The European Commission opened an in-depth investigation into Oracle's planned $7.4 billion takeover of Sun Microsystems, citing “serious concerns” about the deal's effect on competition in the market for databases.
Europe's top competition authority called for a closer look at the deal after conducting a routine monthlong examination.
The commission “has to examine very carefully the effects on competition in Europe when the world's leading proprietary database company proposes to take over the world's leading open source database company,” said Competition Commissioner Neelie Kroes in a statement. Sun competes against Oracle, among others, with its open source database, MySQL.
The commission's job in the extended investigation “is to ensure that customers would not face reduced choice or higher prices as a result of this takeover,” she said.
The database market is highly concentrated with the three main competitors of proprietary databases — Oracle, IBM and Microsoft — controlling roughly 85% percent of the market in terms of revenue, the commission said in a statement. Oracle is the market leader in proprietary databases, while Sun's MySQL database product is the leading open source database.
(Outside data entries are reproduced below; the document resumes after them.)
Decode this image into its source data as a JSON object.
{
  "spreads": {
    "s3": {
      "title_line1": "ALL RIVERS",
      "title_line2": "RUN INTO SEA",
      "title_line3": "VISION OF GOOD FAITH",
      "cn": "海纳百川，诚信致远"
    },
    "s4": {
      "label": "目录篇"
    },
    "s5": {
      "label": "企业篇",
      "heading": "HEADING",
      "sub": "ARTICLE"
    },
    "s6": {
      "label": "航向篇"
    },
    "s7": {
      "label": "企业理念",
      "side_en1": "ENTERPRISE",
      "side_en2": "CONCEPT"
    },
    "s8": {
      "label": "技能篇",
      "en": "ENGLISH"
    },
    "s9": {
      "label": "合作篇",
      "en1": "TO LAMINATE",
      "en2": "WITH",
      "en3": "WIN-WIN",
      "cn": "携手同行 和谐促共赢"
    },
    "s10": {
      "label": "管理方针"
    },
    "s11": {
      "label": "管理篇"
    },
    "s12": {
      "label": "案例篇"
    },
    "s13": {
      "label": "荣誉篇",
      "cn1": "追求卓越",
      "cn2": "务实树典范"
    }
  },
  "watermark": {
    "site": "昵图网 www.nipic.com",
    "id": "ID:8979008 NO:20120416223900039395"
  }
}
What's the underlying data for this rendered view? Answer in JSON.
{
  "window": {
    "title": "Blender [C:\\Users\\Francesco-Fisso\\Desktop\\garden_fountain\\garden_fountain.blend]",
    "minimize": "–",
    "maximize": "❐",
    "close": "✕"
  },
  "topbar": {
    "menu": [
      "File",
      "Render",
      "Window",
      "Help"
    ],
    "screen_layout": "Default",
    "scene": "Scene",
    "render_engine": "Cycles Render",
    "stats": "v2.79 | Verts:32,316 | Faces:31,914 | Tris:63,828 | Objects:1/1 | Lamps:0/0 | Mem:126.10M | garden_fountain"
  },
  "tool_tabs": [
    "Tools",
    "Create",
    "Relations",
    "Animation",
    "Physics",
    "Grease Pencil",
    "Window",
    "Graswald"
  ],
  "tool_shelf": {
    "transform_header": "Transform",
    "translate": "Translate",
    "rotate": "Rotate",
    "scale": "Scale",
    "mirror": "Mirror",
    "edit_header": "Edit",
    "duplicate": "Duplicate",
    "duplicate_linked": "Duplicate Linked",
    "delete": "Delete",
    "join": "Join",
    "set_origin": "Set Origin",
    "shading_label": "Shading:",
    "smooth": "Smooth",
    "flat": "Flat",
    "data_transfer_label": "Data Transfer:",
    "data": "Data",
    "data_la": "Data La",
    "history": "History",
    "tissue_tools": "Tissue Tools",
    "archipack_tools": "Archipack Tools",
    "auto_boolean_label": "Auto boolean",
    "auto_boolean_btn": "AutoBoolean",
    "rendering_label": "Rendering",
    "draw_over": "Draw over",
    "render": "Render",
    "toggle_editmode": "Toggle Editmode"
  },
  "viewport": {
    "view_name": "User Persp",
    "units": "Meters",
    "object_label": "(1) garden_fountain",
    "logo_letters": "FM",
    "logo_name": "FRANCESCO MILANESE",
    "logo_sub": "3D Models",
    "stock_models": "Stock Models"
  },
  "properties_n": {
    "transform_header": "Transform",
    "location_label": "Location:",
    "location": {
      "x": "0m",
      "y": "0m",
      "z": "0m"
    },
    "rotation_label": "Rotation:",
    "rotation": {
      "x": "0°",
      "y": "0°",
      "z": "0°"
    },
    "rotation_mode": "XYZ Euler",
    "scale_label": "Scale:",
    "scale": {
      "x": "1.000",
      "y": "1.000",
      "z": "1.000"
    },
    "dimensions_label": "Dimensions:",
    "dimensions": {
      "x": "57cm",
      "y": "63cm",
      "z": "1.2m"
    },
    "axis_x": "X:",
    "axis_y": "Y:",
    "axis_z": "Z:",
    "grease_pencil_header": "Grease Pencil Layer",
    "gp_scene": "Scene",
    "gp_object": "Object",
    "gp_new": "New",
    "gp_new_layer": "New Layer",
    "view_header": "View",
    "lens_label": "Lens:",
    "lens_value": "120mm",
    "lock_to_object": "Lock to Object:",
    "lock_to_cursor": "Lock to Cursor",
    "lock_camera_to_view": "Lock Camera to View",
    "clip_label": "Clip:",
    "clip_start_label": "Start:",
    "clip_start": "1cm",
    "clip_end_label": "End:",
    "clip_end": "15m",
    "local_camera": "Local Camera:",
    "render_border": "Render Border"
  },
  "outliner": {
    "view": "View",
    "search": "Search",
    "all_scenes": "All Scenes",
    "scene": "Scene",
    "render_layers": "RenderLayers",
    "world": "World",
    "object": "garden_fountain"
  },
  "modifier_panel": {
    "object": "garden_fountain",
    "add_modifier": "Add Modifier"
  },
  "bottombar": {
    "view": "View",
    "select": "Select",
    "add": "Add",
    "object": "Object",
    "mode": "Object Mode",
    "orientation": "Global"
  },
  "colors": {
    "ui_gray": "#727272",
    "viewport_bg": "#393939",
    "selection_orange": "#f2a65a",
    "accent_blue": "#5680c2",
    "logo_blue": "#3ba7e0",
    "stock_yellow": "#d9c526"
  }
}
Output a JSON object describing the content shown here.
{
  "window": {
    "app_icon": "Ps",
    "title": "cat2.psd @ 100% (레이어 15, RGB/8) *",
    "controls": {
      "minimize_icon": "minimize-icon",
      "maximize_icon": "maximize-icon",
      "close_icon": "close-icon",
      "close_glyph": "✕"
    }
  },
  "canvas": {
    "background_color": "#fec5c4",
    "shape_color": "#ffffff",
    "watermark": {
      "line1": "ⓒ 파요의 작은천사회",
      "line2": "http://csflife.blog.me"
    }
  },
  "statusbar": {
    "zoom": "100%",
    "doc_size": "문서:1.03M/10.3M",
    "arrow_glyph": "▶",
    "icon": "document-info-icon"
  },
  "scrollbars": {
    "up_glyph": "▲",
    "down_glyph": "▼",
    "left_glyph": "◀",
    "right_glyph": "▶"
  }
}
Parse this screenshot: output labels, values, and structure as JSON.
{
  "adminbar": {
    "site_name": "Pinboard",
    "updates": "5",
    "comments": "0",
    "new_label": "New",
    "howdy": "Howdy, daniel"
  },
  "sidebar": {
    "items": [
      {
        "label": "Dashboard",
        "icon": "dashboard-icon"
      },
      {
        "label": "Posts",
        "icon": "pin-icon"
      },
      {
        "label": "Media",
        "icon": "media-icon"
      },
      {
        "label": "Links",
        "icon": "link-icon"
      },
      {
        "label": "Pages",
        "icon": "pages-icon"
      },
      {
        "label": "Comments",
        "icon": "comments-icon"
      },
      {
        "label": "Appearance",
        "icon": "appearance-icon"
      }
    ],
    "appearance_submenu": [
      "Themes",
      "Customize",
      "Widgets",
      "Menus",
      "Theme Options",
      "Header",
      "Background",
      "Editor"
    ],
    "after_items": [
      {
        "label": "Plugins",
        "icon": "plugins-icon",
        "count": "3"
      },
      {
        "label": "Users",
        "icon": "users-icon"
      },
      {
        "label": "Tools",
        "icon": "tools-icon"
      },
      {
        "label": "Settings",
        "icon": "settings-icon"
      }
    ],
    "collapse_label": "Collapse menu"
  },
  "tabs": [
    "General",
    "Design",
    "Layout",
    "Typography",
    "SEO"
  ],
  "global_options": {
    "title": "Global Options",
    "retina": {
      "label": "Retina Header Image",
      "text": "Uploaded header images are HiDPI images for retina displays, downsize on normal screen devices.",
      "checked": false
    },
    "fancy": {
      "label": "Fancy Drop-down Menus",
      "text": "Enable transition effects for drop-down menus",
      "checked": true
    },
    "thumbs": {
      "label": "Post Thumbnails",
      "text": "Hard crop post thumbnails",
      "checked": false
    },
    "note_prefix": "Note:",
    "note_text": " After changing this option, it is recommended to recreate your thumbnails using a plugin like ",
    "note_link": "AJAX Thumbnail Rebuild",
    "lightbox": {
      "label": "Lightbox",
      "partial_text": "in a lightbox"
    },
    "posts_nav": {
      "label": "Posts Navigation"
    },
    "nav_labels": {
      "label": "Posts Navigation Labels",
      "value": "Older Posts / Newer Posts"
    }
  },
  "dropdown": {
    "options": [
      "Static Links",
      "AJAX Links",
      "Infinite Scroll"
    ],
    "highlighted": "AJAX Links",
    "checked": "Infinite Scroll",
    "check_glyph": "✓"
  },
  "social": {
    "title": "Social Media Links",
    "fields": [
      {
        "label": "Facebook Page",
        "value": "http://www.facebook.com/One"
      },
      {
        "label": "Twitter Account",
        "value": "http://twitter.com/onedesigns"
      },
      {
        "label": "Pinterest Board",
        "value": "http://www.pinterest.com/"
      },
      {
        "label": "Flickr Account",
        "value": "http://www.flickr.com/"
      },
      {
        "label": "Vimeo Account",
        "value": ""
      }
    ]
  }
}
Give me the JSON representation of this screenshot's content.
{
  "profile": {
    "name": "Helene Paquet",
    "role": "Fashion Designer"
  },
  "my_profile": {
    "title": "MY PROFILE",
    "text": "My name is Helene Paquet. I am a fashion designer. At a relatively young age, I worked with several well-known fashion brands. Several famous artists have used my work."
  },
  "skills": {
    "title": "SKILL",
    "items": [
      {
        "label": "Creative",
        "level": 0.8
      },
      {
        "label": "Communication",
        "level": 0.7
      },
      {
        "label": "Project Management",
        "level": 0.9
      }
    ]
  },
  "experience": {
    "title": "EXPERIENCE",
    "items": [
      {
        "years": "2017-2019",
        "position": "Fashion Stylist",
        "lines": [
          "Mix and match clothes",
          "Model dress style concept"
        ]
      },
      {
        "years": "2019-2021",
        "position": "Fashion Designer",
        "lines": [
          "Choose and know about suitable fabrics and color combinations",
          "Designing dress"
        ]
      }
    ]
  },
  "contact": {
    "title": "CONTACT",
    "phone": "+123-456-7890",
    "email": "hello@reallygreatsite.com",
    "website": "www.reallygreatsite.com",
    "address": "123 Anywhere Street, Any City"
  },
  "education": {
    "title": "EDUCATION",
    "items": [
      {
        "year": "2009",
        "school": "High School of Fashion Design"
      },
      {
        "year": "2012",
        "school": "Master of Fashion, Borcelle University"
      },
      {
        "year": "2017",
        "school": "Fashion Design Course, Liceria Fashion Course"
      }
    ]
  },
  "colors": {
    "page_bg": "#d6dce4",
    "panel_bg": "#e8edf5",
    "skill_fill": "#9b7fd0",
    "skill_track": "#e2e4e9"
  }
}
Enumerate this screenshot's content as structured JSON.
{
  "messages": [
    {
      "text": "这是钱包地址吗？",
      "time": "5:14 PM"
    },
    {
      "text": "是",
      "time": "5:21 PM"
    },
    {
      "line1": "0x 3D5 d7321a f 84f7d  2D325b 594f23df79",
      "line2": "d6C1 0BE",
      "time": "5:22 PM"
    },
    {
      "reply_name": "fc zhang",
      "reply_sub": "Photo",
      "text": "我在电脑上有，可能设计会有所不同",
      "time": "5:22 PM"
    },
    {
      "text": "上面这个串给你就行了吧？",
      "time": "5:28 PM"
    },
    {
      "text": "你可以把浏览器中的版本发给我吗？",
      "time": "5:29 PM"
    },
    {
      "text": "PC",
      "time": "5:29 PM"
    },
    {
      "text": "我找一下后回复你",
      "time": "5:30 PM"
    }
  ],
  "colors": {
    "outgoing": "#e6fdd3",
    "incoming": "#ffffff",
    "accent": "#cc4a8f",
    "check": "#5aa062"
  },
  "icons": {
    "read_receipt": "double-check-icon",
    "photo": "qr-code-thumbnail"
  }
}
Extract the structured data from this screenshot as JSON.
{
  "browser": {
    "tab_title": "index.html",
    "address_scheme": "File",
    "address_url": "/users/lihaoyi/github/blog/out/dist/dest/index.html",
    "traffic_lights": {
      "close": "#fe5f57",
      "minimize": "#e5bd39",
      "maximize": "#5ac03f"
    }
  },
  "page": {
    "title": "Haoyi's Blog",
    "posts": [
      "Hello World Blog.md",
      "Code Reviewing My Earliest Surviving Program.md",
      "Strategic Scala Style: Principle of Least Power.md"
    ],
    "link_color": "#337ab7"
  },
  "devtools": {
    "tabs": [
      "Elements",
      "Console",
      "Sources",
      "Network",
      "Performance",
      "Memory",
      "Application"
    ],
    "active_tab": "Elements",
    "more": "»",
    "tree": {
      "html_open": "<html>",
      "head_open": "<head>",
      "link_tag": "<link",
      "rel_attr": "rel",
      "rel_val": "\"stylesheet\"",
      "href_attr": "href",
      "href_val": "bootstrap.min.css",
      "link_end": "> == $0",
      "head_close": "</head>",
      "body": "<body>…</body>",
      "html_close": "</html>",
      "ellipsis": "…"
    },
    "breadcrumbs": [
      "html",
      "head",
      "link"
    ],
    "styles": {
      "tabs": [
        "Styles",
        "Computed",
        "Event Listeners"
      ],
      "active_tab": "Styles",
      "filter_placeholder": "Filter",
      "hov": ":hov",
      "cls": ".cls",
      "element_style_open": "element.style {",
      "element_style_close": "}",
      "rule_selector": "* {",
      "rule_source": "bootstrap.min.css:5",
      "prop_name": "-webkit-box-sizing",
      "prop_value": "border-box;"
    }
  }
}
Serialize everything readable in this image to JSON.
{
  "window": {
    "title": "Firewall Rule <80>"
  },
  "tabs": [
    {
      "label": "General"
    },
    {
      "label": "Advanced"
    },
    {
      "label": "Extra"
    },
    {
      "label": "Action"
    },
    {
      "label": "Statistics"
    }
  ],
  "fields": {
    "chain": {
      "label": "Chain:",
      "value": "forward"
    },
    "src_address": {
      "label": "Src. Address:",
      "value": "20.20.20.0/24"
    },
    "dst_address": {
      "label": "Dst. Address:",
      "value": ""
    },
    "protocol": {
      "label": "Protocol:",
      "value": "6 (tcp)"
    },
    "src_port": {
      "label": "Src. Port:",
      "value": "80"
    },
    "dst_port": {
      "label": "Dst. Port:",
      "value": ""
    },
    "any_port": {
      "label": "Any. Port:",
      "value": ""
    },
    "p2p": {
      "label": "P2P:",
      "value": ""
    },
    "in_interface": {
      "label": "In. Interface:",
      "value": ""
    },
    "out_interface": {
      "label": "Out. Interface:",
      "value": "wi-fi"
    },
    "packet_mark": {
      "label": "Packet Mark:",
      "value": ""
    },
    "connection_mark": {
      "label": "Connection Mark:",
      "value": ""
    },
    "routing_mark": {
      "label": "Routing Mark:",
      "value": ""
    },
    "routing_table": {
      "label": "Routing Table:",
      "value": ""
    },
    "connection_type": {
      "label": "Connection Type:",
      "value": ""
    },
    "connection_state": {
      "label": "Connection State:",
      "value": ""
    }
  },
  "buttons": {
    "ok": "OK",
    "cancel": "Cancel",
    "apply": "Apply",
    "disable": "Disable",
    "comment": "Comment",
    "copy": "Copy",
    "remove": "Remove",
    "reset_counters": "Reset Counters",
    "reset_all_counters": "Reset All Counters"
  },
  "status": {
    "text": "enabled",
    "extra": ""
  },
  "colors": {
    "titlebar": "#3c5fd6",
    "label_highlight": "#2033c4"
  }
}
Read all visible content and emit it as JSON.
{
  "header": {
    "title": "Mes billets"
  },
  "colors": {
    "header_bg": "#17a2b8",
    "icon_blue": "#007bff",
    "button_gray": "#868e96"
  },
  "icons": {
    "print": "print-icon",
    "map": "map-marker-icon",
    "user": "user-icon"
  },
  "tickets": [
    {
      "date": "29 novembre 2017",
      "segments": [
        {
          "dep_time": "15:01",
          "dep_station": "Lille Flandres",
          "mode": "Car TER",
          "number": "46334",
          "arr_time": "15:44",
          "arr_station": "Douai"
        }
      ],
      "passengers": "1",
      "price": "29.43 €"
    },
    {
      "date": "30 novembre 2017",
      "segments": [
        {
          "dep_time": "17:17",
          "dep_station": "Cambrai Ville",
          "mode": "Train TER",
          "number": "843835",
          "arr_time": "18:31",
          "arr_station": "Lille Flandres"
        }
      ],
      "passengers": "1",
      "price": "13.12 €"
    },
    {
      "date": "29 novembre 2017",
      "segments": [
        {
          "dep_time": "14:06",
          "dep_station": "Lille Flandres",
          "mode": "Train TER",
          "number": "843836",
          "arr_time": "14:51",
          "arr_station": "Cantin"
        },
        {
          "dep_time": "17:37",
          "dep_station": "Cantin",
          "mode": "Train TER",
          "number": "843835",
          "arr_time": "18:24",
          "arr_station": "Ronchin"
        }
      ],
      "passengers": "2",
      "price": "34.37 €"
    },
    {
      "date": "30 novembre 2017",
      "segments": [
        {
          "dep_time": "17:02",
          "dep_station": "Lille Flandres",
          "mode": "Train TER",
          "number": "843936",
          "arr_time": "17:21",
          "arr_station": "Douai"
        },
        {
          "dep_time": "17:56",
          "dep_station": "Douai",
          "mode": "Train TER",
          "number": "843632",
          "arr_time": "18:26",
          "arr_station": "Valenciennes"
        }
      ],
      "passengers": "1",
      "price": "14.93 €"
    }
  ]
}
The Oracle databases and Sun's MySQL “compete directly in many sectors of the database market and MySQL is widely expected to represent a greater competitive constraint as it becomes increasingly functional,” the commission said.
The commission said that during its initial probe it found that the open source nature of Sun's MySQL might not eliminate fully the potential for anti-competitive effects.
“In its in-depth investigation, the commission will therefore address a number of issues, including Oracle's incentive to further develop MySQL as an open source database,” the commission said.
Earlier this week, Sun reported a 31% drop in sales during the quarter running from April to June, compared with sales during the same period in 2008. Operating loss for the quarter was $218 million, compared with an operating profit of $63 million a year earlier.